Traditional systems weren’t built to handle the parallel data demands of modern AI, creating bottlenecks and delays. Cloudian, co-founded by MIT alumni, is solving this with a purpose-built AI data storage platform that enables high-speed, scalable access between storage and GPUs — transforming how data powers AI innovation.
The AI Data Storage Challenge in the Era of Large-Scale Models
Artificial intelligence is changing the way businesses store and access their data. That’s because traditional data storage systems were designed to handle simple commands from a handful of users at once, whereas today, AI systems with millions of agents need to continuously access and process large amounts of data in parallel. Traditional data storage systems now have layers of complexity, which slows AI systems down because data must pass through multiple tiers before reaching the graphical processing units (GPUs) that are the brain cells of AI.

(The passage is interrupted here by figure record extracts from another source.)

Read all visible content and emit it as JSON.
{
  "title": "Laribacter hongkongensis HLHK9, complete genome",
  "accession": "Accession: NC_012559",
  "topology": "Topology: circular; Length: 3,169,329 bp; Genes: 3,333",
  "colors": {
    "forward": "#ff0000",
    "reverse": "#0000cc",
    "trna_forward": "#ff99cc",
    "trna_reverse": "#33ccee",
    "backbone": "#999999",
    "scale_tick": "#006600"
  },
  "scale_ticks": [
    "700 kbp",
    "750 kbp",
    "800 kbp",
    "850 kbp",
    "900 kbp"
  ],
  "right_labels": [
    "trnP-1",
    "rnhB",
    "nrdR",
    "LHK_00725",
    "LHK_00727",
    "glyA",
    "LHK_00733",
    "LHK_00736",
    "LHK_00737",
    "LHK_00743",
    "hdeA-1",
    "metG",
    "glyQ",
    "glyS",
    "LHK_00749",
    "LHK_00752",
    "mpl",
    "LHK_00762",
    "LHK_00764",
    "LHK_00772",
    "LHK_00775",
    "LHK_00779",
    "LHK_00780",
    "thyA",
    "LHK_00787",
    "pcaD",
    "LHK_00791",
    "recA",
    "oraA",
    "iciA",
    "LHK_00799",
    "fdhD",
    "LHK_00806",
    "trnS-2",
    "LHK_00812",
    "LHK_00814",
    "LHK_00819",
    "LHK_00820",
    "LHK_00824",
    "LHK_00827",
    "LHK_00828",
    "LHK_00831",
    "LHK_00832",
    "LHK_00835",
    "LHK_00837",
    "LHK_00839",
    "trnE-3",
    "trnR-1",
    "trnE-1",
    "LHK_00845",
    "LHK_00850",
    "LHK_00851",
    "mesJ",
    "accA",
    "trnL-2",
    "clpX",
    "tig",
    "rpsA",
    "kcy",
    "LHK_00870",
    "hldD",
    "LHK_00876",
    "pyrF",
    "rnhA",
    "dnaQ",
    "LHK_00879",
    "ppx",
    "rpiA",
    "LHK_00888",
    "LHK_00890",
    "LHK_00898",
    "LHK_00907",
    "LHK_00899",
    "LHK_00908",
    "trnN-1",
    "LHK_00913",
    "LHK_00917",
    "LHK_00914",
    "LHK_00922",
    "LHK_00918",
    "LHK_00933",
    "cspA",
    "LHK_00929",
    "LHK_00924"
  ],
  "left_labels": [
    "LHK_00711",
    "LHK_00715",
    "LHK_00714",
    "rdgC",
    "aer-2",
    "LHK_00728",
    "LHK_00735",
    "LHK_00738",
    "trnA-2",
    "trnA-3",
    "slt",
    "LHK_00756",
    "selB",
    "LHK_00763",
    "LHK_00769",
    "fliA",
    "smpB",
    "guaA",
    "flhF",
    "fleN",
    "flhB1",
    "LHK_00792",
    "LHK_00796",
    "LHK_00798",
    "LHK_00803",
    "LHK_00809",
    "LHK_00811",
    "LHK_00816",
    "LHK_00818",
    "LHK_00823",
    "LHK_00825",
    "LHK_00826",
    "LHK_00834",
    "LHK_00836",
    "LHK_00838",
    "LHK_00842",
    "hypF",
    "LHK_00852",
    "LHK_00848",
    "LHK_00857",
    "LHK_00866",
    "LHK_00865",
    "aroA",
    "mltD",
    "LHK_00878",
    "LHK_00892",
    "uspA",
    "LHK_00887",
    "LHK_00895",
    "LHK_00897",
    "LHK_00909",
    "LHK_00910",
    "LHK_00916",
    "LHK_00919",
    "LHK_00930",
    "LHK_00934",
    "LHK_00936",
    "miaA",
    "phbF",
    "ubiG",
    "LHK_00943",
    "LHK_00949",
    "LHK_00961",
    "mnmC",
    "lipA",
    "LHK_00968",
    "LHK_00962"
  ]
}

Cloudian’s Breakthrough in Scalable AI Data Storage
Cloudian, co-founded by Michael Tso ’93, SM ’93 and Hiroshi Ohta, is helping storage keep up with the AI revolution. The company has developed a scalable storage system for businesses that helps data flow seamlessly between storage and AI models. The system reduces complexity by applying parallel computing to data storage, consolidating AI functions and data onto a single parallel-processing platform that stores, retrieves, and processes scalable datasets, with direct, high-speed transfers between storage and GPUs and CPUs.
Cloudian’s integrated storage-computing platform simplifies the process of building commercial-scale AI tools and gives businesses a storage foundation that can keep up with the rise of AI.
From MIT Research to Industry Transformation
“One of the things people miss about AI is that it’s all about the data,” Tso says. “You can’t get a 10 percent improvement in AI performance with 10 percent more data or even 10 times more data — you need 1,000 times more data. Being able to store that data in a way that’s easy to manage, and in such a way that you can embed computations into it so you can run operations while the data is coming in without moving the data - that’s where this industry is going.”
As an undergraduate at MIT in the 1990s, Tso was introduced to parallel computing by Professor William Dally. As a graduate student, he worked with senior research scientist David Clark on large-scale distributed systems. Today, Tso sees strong parallels between his early academic work and Cloudian's approach to scalable, high-speed AI data storage.
How Cloudian’s Object Storage Powers AI at the Edge
Cloudian’s platform uses an object storage architecture in which all kinds of data —documents, videos, sensor data — are stored as a unique object with metadata. Object storage can manage massive datasets in a flat file structure, making it ideal for unstructured data and AI systems. However, it traditionally couldn’t send data directly to AI models without being copied into memory first.
In July, Cloudian announced it has extended its object storage system with a vector database. This stores data in a form that is immediately usable by AI models, reducing latency and energy bottlenecks. Cloudian also partnered with NVIDIA to allow direct compatibility with their GPUs, enabling real-time, high-speed AI processing.
Enabling AI-First Architectures Across Industries
Cloudian is already helping around 1,000 companies across various sectors including automotive, healthcare, government, and finance. Their platform supports large-scale AI use cases such as predictive maintenance in manufacturing, DNA sequence analysis in cancer research, and secure medical data archiving.
Cloudian’s AI data storage solutions are future-proofed for next-generation AI applications. As GPUs continue to break Moore’s Law through parallel processing, Cloudian’s architecture ensures these high-performance processors stay fully utilised by removing traditional data bottlenecks.
Future-Proofing AI Data Storage with Parallel Processing
“The only way to make GPUs work hard is to feed them data at the same speed that they compute,” Tso says. “And the only way to do that is to get rid of all the layers between them and your data.”
By embedding AI functions within storage and enabling parallel compute operations during data ingestion, Cloudian is building an ecosystem where AI data storage doesn’t just keep up with innovation - it powers it.